Actress Margot Kidder, best known for playing Lois Lane in the "Superman" films in the 1970s and 1980s, died May 13 at the age of 69. Canadian-born Kidder appeared in more than 70 movies and TV shows, including "The Great Waldo Pepper," "The Amityville Horror" and the 2014 children's TV series "R.L. Stine's The Haunting Hour," for which she won an Emmy award. Kidder began her acting career in her 20s and shot to international fame playing the intrepid reporter Lois Lane in 1978's "Superman," opposite Christopher Reeve, and in three sequels.
Actor John Mahoney, best known for his role as Martin Crane, the cranky father of two psychiatrists on television series "Frasier," died February 4 at age 77. The British-born actor trained at the Steppenwolf Theater in Chicago as he was nearing age 40. Mahoney received two Emmy nominations for his role on "Frasier," and also won a Tony Award for best featured actor in a play for his performance in "The House of Blue Leaves."

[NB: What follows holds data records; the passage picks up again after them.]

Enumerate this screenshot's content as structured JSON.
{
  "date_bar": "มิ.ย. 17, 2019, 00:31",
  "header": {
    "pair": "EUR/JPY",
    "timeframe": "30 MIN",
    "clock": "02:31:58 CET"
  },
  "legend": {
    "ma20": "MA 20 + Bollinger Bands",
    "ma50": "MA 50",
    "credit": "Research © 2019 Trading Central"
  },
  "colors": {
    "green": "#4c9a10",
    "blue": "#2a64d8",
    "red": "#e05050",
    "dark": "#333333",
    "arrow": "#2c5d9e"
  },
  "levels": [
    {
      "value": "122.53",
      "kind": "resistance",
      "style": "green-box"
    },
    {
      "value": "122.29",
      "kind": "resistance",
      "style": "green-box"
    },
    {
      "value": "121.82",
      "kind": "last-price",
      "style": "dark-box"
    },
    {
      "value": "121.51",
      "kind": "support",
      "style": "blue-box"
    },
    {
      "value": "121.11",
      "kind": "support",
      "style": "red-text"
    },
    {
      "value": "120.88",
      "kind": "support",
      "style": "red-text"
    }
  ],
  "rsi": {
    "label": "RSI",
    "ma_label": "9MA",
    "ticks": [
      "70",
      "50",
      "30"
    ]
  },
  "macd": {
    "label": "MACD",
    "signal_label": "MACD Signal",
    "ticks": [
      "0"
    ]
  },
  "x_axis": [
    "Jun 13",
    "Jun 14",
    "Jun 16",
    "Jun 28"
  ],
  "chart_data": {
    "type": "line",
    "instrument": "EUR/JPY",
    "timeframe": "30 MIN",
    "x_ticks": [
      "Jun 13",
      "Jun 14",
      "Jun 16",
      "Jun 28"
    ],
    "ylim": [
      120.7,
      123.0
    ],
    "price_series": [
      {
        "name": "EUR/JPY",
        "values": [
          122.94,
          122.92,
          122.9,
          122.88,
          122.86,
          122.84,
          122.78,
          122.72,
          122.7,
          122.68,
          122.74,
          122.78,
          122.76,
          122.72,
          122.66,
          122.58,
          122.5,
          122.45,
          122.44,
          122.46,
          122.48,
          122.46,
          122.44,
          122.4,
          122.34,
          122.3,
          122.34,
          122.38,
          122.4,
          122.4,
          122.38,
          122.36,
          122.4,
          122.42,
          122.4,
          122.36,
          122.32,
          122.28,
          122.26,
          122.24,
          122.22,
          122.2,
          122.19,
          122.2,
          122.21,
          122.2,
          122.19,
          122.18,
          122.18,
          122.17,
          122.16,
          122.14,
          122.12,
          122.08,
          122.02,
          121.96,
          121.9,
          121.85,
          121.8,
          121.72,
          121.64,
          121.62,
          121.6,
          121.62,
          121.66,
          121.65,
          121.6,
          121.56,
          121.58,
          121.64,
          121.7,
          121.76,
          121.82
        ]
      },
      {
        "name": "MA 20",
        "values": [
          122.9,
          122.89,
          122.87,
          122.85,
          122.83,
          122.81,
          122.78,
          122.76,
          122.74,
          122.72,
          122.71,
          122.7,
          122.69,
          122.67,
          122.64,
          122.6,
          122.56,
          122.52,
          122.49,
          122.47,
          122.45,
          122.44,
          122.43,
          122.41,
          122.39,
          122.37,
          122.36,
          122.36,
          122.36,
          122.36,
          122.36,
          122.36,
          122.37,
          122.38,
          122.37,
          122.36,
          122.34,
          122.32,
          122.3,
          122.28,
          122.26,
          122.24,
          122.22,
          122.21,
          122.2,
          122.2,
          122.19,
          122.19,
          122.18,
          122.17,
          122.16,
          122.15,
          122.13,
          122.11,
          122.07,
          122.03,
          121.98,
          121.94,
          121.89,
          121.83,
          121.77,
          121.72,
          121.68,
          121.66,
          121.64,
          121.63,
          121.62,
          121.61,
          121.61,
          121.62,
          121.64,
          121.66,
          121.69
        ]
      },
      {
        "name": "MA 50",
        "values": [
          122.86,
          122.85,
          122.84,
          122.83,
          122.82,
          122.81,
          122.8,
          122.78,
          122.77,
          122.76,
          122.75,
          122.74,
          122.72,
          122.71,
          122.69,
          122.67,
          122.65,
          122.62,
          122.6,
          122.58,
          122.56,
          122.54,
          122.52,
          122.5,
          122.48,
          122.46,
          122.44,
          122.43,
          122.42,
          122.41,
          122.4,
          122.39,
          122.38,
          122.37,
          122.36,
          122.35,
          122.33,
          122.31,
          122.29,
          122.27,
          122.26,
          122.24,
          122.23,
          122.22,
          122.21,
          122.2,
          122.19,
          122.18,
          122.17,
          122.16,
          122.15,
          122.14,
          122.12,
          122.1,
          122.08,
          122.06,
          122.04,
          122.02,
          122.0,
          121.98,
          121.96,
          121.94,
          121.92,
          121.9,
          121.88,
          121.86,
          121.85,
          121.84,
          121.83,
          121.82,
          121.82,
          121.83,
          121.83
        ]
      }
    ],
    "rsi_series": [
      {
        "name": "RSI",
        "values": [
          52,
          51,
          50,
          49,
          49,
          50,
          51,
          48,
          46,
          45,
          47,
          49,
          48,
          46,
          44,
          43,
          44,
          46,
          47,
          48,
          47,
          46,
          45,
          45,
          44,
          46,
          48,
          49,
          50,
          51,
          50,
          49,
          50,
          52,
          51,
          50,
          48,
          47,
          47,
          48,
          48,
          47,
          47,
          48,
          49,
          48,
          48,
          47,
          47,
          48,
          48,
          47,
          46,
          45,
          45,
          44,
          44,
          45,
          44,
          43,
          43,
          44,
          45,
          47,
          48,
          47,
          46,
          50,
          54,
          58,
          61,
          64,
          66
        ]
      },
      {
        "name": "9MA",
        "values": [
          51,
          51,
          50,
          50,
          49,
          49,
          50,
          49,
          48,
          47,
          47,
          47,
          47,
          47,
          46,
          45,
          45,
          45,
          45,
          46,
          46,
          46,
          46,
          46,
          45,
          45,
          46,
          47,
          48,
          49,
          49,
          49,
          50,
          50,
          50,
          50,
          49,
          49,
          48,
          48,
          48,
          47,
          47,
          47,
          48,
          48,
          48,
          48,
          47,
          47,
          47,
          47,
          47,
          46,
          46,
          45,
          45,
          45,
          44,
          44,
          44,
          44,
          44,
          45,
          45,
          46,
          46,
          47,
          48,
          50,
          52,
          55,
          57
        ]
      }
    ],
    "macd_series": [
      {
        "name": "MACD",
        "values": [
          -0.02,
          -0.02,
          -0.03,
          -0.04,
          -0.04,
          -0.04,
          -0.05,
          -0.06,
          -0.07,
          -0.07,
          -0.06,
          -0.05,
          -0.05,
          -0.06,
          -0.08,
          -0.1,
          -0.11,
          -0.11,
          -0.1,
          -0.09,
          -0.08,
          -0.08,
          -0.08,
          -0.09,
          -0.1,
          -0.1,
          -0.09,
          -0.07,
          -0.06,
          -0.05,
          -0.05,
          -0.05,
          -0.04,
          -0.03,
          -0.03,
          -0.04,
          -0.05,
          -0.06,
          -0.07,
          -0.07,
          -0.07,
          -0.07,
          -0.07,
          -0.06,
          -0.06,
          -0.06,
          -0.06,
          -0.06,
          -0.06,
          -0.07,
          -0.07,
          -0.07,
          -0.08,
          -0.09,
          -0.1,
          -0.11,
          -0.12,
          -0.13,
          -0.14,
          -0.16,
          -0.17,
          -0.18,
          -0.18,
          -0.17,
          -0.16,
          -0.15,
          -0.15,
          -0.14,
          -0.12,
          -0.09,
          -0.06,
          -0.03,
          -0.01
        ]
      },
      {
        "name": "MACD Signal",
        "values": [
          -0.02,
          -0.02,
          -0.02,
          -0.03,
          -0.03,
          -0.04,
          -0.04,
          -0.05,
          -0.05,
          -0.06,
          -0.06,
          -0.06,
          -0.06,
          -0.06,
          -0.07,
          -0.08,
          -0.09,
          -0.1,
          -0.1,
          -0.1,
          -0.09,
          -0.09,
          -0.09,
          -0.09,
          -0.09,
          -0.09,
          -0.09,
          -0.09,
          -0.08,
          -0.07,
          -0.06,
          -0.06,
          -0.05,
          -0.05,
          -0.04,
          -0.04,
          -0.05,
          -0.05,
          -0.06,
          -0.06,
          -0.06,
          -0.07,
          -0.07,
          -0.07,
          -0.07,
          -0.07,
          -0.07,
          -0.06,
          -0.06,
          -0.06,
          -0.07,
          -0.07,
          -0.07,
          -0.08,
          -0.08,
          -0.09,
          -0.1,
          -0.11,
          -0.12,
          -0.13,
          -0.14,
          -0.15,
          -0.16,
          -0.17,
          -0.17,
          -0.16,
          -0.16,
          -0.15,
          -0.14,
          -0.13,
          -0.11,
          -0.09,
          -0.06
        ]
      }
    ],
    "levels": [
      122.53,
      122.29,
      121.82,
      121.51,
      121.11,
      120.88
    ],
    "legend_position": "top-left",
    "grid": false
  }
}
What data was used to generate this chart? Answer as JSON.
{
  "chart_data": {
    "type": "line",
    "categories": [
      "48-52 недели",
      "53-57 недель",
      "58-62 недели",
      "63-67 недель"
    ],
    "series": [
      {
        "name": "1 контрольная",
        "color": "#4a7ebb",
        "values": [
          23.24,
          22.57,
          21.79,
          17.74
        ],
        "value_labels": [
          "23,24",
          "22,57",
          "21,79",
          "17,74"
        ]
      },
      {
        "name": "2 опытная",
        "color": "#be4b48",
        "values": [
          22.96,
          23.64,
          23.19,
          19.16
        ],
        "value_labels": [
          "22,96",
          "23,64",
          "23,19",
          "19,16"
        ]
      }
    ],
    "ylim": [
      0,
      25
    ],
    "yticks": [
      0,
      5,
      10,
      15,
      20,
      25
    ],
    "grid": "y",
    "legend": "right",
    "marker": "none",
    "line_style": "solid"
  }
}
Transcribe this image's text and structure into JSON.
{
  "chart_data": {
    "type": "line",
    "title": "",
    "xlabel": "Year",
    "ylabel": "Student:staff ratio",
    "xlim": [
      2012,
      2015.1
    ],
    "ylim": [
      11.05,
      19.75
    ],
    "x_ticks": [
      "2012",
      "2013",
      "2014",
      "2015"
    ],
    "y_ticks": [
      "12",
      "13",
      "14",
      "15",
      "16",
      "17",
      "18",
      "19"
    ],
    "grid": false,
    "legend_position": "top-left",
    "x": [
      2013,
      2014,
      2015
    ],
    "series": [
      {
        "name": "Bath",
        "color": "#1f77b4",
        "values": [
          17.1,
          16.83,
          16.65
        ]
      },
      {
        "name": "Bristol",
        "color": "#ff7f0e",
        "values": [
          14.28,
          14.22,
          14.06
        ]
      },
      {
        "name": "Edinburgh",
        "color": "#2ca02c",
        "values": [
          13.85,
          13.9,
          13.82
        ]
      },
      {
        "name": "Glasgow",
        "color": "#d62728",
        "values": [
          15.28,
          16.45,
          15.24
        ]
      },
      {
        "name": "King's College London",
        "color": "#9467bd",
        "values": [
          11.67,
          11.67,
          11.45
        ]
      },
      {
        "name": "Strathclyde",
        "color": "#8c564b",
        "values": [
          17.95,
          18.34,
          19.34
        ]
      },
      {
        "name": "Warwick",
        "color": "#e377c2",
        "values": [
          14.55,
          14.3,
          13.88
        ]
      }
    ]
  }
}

Rusty Staub, a beloved slugger dubbed "Le Grand Orange" by fans of the Montreal Expos and later embraced as a team leader of the New York Mets, died March 29 at age 73 after a 23-year Major League Baseball career and a retirement devoted to charity. Staub was awarded spots on six All-Star teams over a career with five teams in which he compiled a solid .279 batting average, with 2,716 base hits, 292 home runs and 1,466 runs batted in. After baseball, Staub became restaurant owner and an active philanthropist and fundraiser.